Média anual de buscas no Google pelo termo: Big data

 

Segundo Dan Ariely, Professor da Universidade de Duke, Big Data é como sexo adolescente: todo mundo fala sobre isso, ninguém sabe como fazê-lo, todos acham que os outros estão fazendo e, então, dizem que também fazem…

Convenhamos que é uma reflexão um tanto quanto cômica, mas se você parar para pensar, no fundo é verdade.

Sabe por que eu digo isso?

Porque faz mais de 10 anos desde o lançamento da primeira versão do Hadoop e a adesão pelo mercado não segue a mesma velocidade. Hoje as empresas que utilizam essa tecnologia são, em grande parte, os maiores players do segmento financeiro, varejo e telecomunicações.

Então, apesar de muito se falar, existe uma lacuna grande que será preenchida nos próximos anos! De acordo com a Frost & Sullivan, o mercado brasileiro deve movimentar cerca de US$ 4 bilhões até 2023.

 

Ao final desse artigo, você entenderá de uma vez por todas:

  1. O que é realmente Big Data;
  2. Se seu negócio é elegível a utilização dessa tecnologia;
  3. Se é elegível, porque você deve mapear no seu negócio;
  4. E como as empresas vem aplicando essa arquitetura para alavancar o seu core business.

Parece interessante esse artigo? Compartilhe com seus amigos para que eles possam entender melhor sobre Big data:

A verdade é que…

 

 

Muitos se enganam pelo nome e, francamente, “Big Data” não significa apenas um grande amontoado de dados.

Podemos considerar como uma área do conhecimento que vai muito além disso e, a cada dia, tem se tornado uma prática essencial em toda empresa que possui desafios de dados envolvendo os 5V’s (Volume, Velocidade, Veracidade, Variedade e Valor), que veremos a seguir.

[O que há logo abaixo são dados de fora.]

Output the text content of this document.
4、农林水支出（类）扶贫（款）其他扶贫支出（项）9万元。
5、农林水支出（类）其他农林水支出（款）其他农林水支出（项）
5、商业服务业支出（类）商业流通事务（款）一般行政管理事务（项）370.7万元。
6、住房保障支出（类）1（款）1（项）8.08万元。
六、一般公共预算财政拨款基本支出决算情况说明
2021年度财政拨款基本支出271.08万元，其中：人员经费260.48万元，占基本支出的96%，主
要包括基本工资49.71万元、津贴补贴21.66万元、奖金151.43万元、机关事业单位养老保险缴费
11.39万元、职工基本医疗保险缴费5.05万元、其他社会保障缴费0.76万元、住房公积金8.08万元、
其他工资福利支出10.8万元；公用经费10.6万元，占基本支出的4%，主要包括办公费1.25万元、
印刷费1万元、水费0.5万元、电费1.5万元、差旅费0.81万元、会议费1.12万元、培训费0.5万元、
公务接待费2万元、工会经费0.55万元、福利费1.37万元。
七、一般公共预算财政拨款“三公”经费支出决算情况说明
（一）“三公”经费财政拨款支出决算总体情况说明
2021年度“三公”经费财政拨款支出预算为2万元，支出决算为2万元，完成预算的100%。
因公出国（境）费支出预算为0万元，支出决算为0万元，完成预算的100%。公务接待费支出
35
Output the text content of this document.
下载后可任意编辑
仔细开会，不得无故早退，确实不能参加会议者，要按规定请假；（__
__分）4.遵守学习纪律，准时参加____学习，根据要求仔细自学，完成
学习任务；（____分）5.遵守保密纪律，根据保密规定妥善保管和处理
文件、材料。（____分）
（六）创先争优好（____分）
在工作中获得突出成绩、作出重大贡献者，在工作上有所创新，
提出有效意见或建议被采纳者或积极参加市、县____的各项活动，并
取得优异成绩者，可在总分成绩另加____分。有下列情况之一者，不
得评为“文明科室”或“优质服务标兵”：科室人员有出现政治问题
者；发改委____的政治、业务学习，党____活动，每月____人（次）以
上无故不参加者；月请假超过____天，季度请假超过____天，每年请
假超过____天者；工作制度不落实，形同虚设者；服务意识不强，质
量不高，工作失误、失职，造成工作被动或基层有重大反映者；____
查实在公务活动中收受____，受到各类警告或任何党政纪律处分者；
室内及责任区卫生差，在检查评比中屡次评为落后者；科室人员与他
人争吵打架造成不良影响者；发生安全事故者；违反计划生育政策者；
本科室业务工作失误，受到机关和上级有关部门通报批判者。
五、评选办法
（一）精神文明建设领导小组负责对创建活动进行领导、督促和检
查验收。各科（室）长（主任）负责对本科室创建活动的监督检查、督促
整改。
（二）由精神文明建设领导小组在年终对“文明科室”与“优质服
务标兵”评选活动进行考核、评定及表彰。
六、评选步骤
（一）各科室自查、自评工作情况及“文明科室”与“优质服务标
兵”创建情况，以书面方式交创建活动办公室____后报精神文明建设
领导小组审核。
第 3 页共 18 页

Mas então, o que é Big Data?

 

Uma das melhores definições sobre o assunto diz: você sabe que precisa de Big Data quando possui diversos conjuntos de dados, de várias origens, que são muito grandes para gerenciar e analisar de maneira econômica em um período de tempo razoável.

Simples, não?

Um exemplo claro dessa situação aconteceu quando o US Census Bureau, em 1880, estimou que precisaria de 8 anos para coletar e processar todos os dados da pesquisa do censo daquele período, porém, ao finalizar o censo, eles previram que, para a próxima pesquisa, precisariam de mais de 10 anos, o que tornaria o processo inviável.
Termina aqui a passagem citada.